Es difícil elegir el punto a partir del cual se pueda hacer una aproximación, equilibrada, justa y razonable, al entendimiento de los hechos que están ensangrentando -tal vez como nunca antes- a la antigua Palestina. Soy del parecer que, con tantos intereses internos y externos mezclados en una disputa de raíces ancestrales, es inútil remontarse a épocas pretéritas para hurgar en eventos históricos y religiosos que, demostrado está, son de imposible conciliación. Esos elementos son los que en su momento debieron considerar los países vencedores de la Segunda Guerra Mundial, antes de someter al pleno de la naciente ONU -año 1947- el plan que repartía entre dos estados tradicionalmente rivales la zona en conflicto. Dejemos pues de lado esos acaeceres que nos alejan de la trágica contemporaneidad in comento, a fin de localizar en sucedidos más recientes la motivación del despiadado ataque de Hamás del 7 de octubre a la inerme y extrañamente desprotegida población civil judía ubicada en territorio de ocupación y, desde luego, la del exterminio sistemático del pueblo gazatí que, en represalia, lleva al cabo con minuciosidad militar el poderoso ejército israelí. Lo cierto es que, atrapados en una ratonera sin puertas de 365 kilómetros cuadrados, dos millones de seres humanos deambulan entre escombros, huyendo de los bombardeos en pos de una salida inexistente.
Luego de tres semanas de saber -a través de la prensa internacional- de los pronunciamientos de los líderes políticos occidentales, eludiendo llamar las cosas por su nombre y alineándose con la posición estadounidense pro-israelí, por fin se escuchó una voz sensata que, sin tomar partido, propuso “un alto al fuego humanitario”, exhortando a las partes a hacer efectiva la premisa original “dos estados para dos pueblos”. Fue Antonio Guterres, secretario general de la ONU, quien puso en su dimensión justa la situación, recordando que “los ataques de Hamás no han salido de la nada”. “Los palestinos -dijo- viven una ocupación sofocante desde hace 56 años, su tierra ha sido devorada por los asentamientos y asolada por la violencia; su economía asfixiada, su población desplazada y sus hogares demolidos. Concluyó afirmando que “las esperanzas de una solución política se han desvanecido”. En respuesta, en tono airado rayano en la insolencia, el representante de Israel ante el organismo exigió la dimisión de Guterres, sin tener en cuenta que el alto funcionario había repetido varias veces y en distintos escenarios que “‘los agravios al pueblo palestino no podían justificar los atroces ataques de Hamás’.

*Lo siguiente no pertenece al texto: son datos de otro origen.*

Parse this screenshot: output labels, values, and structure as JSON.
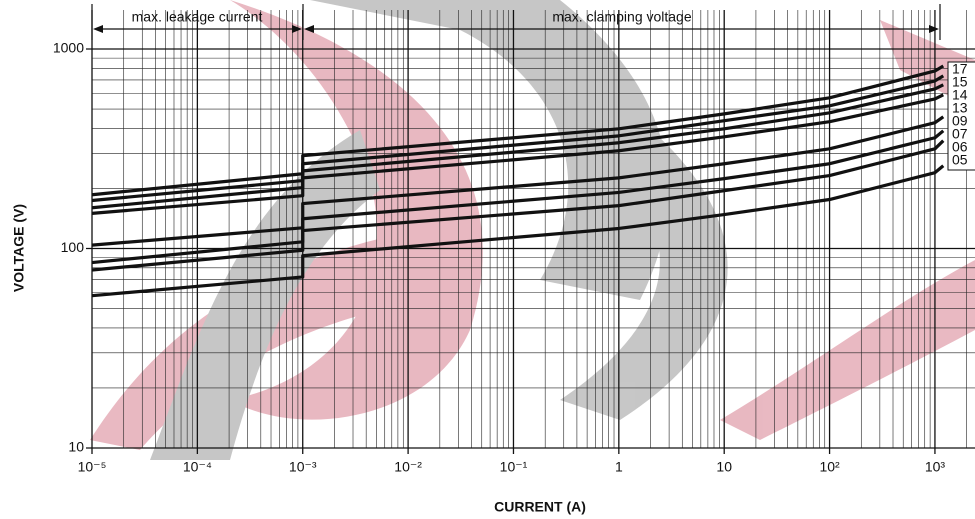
{
  "chart_data": {
    "type": "line",
    "xlabel": "CURRENT (A)",
    "ylabel": "VOLTAGE (V)",
    "annotations": [
      "max. leakage current",
      "max. clamping voltage"
    ],
    "log_x": true,
    "log_y": true,
    "grid": true,
    "minor_grid": true,
    "legend": "right",
    "xlim": [
      1e-05,
      2400
    ],
    "ylim": [
      10,
      1000
    ],
    "xticks": [
      {
        "value": 1e-05,
        "label": "10⁻⁵"
      },
      {
        "value": 0.0001,
        "label": "10⁻⁴"
      },
      {
        "value": 0.001,
        "label": "10⁻³"
      },
      {
        "value": 0.01,
        "label": "10⁻²"
      },
      {
        "value": 0.1,
        "label": "10⁻¹"
      },
      1,
      10,
      {
        "value": 100,
        "label": "10²"
      },
      {
        "value": 1000,
        "label": "10³"
      }
    ],
    "yticks": [
      10,
      100,
      1000
    ],
    "x": [
      1e-05,
      0.001,
      0.001,
      1,
      10,
      100,
      1000,
      1200
    ],
    "series": [
      {
        "name": "17",
        "color": "#111111",
        "values": [
          186,
          237,
          292,
          398,
          473,
          569,
          776,
          822
        ]
      },
      {
        "name": "15",
        "color": "#111111",
        "values": [
          174,
          219,
          266,
          367,
          437,
          519,
          692,
          733
        ]
      },
      {
        "name": "14",
        "color": "#111111",
        "values": [
          160,
          202,
          245,
          339,
          398,
          479,
          631,
          661
        ]
      },
      {
        "name": "13",
        "color": "#111111",
        "values": [
          150,
          184,
          226,
          309,
          363,
          432,
          562,
          589
        ]
      },
      {
        "name": "09",
        "color": "#111111",
        "values": [
          104,
          127,
          168,
          226,
          266,
          316,
          427,
          457
        ]
      },
      {
        "name": "07",
        "color": "#111111",
        "values": [
          85,
          108,
          141,
          191,
          224,
          266,
          359,
          389
        ]
      },
      {
        "name": "06",
        "color": "#111111",
        "values": [
          78,
          98,
          123,
          164,
          195,
          232,
          316,
          347
        ]
      },
      {
        "name": "05",
        "color": "#111111",
        "values": [
          58,
          72,
          92,
          126,
          148,
          176,
          240,
          260
        ]
      }
    ]
  }
}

Cabe aquí recordar que el terrorismo es una herencia del colonialismo europeo del siglo XIX. Las naciones sojuzgadas acudieron in extremis a él, y seguirán acudiendo mientras el “mundo civilizado” no admita lo objetable que es -moral y políticamente- que potencias expansionistas se asienten en tierras ajenas, expolien sus riquezas e impongan a sus pueblos servidumbres inicuas. Antecedentes del caso palestino que nos ocupa son los movimientos de liberación de mediados del siglo pasado de los países africanos colonizados contra Francia, Italia, Alemania, Bélgica, España, Portugal y Reino Unido. La libertad de que hoy disfrutan la conquistaron en buena medida merced a prácticas terroristas de las que hubieron de valerse como único modo de equilibrar la abrumadora superioridad armamentista de sus opresores. A propósito del tema es recomendable volver a ver La Batalla de Argel, una película -auténtica joya cinematográfica- que presenta en toda su crudeza el proceso que culminó con el reconocimiento del gobierno francés de la independencia de Argelia. Ayuda a comprender el drama que vive Palestina, cuya posible extensión hacia otros países afectaría a todos… incluyendo a los indiferentes.